LinkedIn and job postings: Job postings reveal technology stack. "Senior Java developer, Spring Boot, AWS, PostgreSQL" tells you the backend stack. "DevOps Engineer, Terraform, GKE, Datadog" tells you the infrastructure. Employee profiles on LinkedIn reveal team structure. This is open-source information the company chose to publish.

Lab 2: OSINT Dossier (~4 hr, graded)

See labs/lab-2-osint-dossier.md for the full lab.

Target: The instructor-designated lab target (a fictional company with a real domain; details provided at lab start).

Authorization note: The lab target is a domain created and operated by the academy for this purpose. All OSINT in this lab is against the designated domain only. Do not query any other organization's systems.

Deliverable: A structured OSINT dossier covering:

Domain and registration: WHOIS, registration date, registrar, name servers
DNS records: all A, MX, TXT, NS, CNAME records; zone transfer result (succeed or refuse)
Subdomains: CT log results + passive enumeration results
IP ranges and hosting: where the servers live; cloud provider if any
Technology stack inference: web server, frameworks, CMS (from HTTP headers, Wappalyzer, or job postings)
GitHub / code exposure: findings from any public repos associated with the domain
Email and personnel: employee names, email addresses, roles found through public sources
Shodan / Censys: open ports and services indexed by passive scanners
Findings summary: what attack vectors does this recon suggest? Where would you focus Week 3 active recon?

What not to do:

Do not run active port scans against the target. That is Week 3.
Do not submit forms on the target's website or trigger any interactive behavior. Reading public pages is fine.
Do not query the target's authoritative DNS server directly. Use resolvers like 8.8.8.8.

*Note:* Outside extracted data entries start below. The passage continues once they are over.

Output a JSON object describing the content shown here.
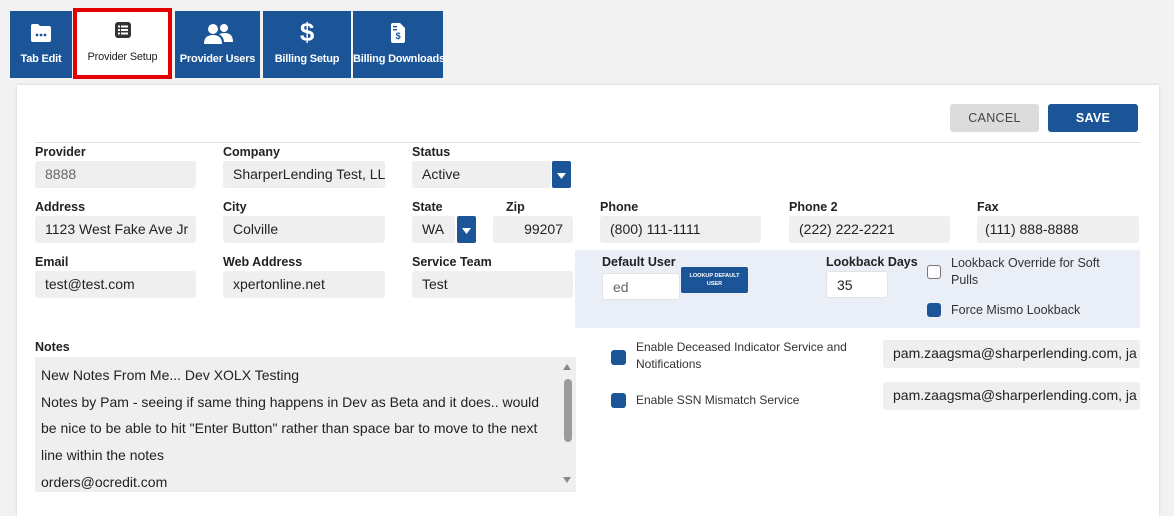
{
  "tabs": [
    {
      "label": "Tab Edit",
      "icon": "folder-icon"
    },
    {
      "label": "Provider Setup",
      "icon": "list-icon",
      "active": true
    },
    {
      "label": "Provider Users",
      "icon": "users-icon"
    },
    {
      "label": "Billing Setup",
      "icon": "dollar-icon"
    },
    {
      "label": "Billing Downloads",
      "icon": "invoice-icon"
    }
  ],
  "actions": {
    "cancel": "CANCEL",
    "save": "SAVE"
  },
  "form": {
    "provider": {
      "label": "Provider",
      "value": "8888"
    },
    "company": {
      "label": "Company",
      "value": "SharperLending Test, LLC"
    },
    "status": {
      "label": "Status",
      "value": "Active"
    },
    "address": {
      "label": "Address",
      "value": "1123 West Fake Ave Jr"
    },
    "city": {
      "label": "City",
      "value": "Colville"
    },
    "state": {
      "label": "State",
      "value": "WA"
    },
    "zip": {
      "label": "Zip",
      "value": "99207"
    },
    "phone": {
      "label": "Phone",
      "value": "(800) 111-1111"
    },
    "phone2": {
      "label": "Phone 2",
      "value": "(222) 222-2221"
    },
    "fax": {
      "label": "Fax",
      "value": "(111) 888-8888"
    },
    "email": {
      "label": "Email",
      "value": "test@test.com"
    },
    "web": {
      "label": "Web Address",
      "value": "xpertonline.net"
    },
    "service_team": {
      "label": "Service Team",
      "value": "Test"
    },
    "default_user": {
      "label": "Default User",
      "value": "ed",
      "lookup_line1": "LOOKUP DEFAULT",
      "lookup_line2": "USER"
    },
    "lookback_days": {
      "label": "Lookback Days",
      "value": "35"
    },
    "lookback_override": {
      "label_line1": "Lookback Override for Soft",
      "label_line2": "Pulls",
      "checked": false
    },
    "force_mismo": {
      "label": "Force Mismo Lookback",
      "checked": true
    }
  },
  "notes": {
    "label": "Notes",
    "lines": [
      "New Notes From Me... Dev XOLX Testing",
      "Notes by Pam - seeing if same thing happens in Dev as Beta and it does.. would",
      "be nice to be able to hit \"Enter Button\" rather than space bar to move to the next",
      "line within the notes",
      "orders@ocredit.com"
    ]
  },
  "services": {
    "deceased": {
      "label_line1": "Enable Deceased Indicator Service and",
      "label_line2": "Notifications",
      "checked": true,
      "email": "pam.zaagsma@sharperlending.com, ja"
    },
    "ssn": {
      "label": "Enable SSN Mismatch Service",
      "checked": true,
      "email": "pam.zaagsma@sharperlending.com, ja"
    }
  },
  "colors": {
    "primary": "#1b5597",
    "active_tab_border": "#e50000",
    "field_bg": "#efefef",
    "blue_box_bg": "#e9eef7"
  }
}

Evidence: Document every source used. Every finding must include how you found it. A finding without a source does not exist in a professional dossier.

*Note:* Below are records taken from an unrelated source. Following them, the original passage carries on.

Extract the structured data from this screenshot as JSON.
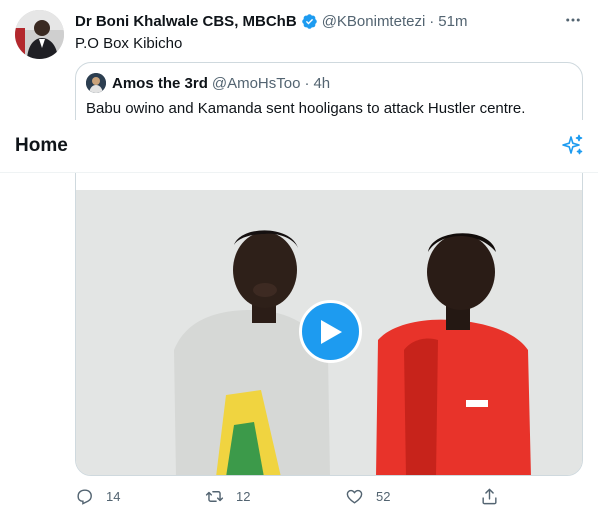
{
  "tweet": {
    "author_name": "Dr Boni Khalwale CBS, MBChB",
    "handle": "@KBonimtetezi",
    "separator": "·",
    "time": "51m",
    "text": "P.O Box Kibicho",
    "avatar_icon": "profile-photo",
    "verified_icon": "verified-badge-icon",
    "more_icon": "more-icon"
  },
  "quote": {
    "author_name": "Amos the 3rd",
    "handle": "@AmoHsToo",
    "separator": "·",
    "time": "4h",
    "text": "Babu owino and Kamanda sent hooligans to attack Hustler centre.",
    "text_partial": "...",
    "media": "video",
    "play_icon": "play-icon"
  },
  "header": {
    "title": "Home",
    "sparkle_icon": "sparkle-icon"
  },
  "actions": {
    "replies": "14",
    "retweets": "12",
    "likes": "52",
    "reply_icon": "reply-icon",
    "retweet_icon": "retweet-icon",
    "like_icon": "heart-icon",
    "share_icon": "share-icon"
  },
  "colors": {
    "accent": "#1d9bf0",
    "text": "#0f1419",
    "secondary_text": "#536471",
    "border": "#cfd9de"
  }
}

Independent practice (~3 hr)

Tool exploration (1.5 hr): Install and run theHarvester against the lab target domain. Compare its output to what you found manually.

sudo apt install theharvester -y
theHarvester -d example.com -l 200 -b bing,google,linkedin,twitter

Shodan exploration (0.5 hr): Create a free Shodan account (shodan.io). Search for the lab target's domain or IP. Note what information Shodan has indexed without your help.
Reflection (1 hr): Write the reflection prompts below before Week 3.

Reflection prompts

You found a staging server (staging.example.com) with an unindexed login form during CT log enumeration. The production server is listed in the ROE. The staging server is on the same IP block. The ROE says "IP range 203.0.113.0/24." Is the staging server in scope? How do you determine this? What do you do if you are uncertain?
The GitHub recon revealed an .env file committed 18 months ago and then deleted. The commit history still contains the file. What information might be in an .env file? Is this finding still valid even though the file was "deleted"? Does the finding's validity depend on whether the credentials in the file are still active?
You found an employee's LinkedIn profile that lists their job title as "AWS Cloud Engineer" at the target company. What does this tell you about the likely attack surface you will see in Week 3 active recon? How does this shape your scanning priorities?

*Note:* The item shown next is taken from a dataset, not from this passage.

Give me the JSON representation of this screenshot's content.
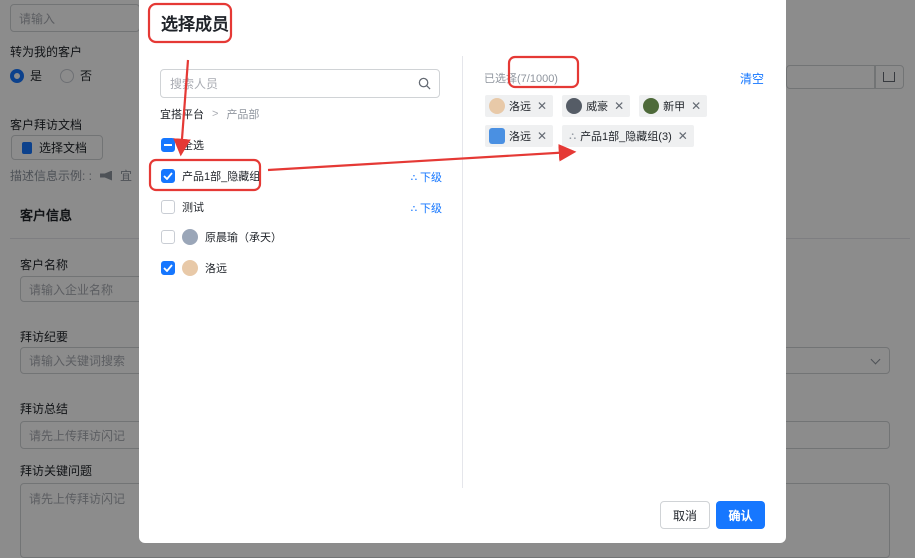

Toolchain Diary: Week 2 additions

theHarvester -- OSINT aggregation tool; queries public sources for email addresses, subdomains, IPs, and URLs
sublist3r -- Subdomain enumeration via passive sources
shodan -- Internet-wide passive port/service scanner (search.censys.io is a peer; both index the Internet continuously)
crt.sh -- Certificate transparency log search; reveals all TLS certs issued for a domain
dnsrecon -- DNS enumeration: zone transfers, record enumeration, brute-force subdomains

What's next

Week 3 is the transition from passive to active reconnaissance. You will use Nmap and Masscan to scan the authorized lab network, enumerate services, grab banners, and produce a host inventory. The OSINT dossier from Lab 2 informs where to look: the subdomains, IP ranges, and tech-stack hints shape which ports and services deserve the deepest enumeration attention.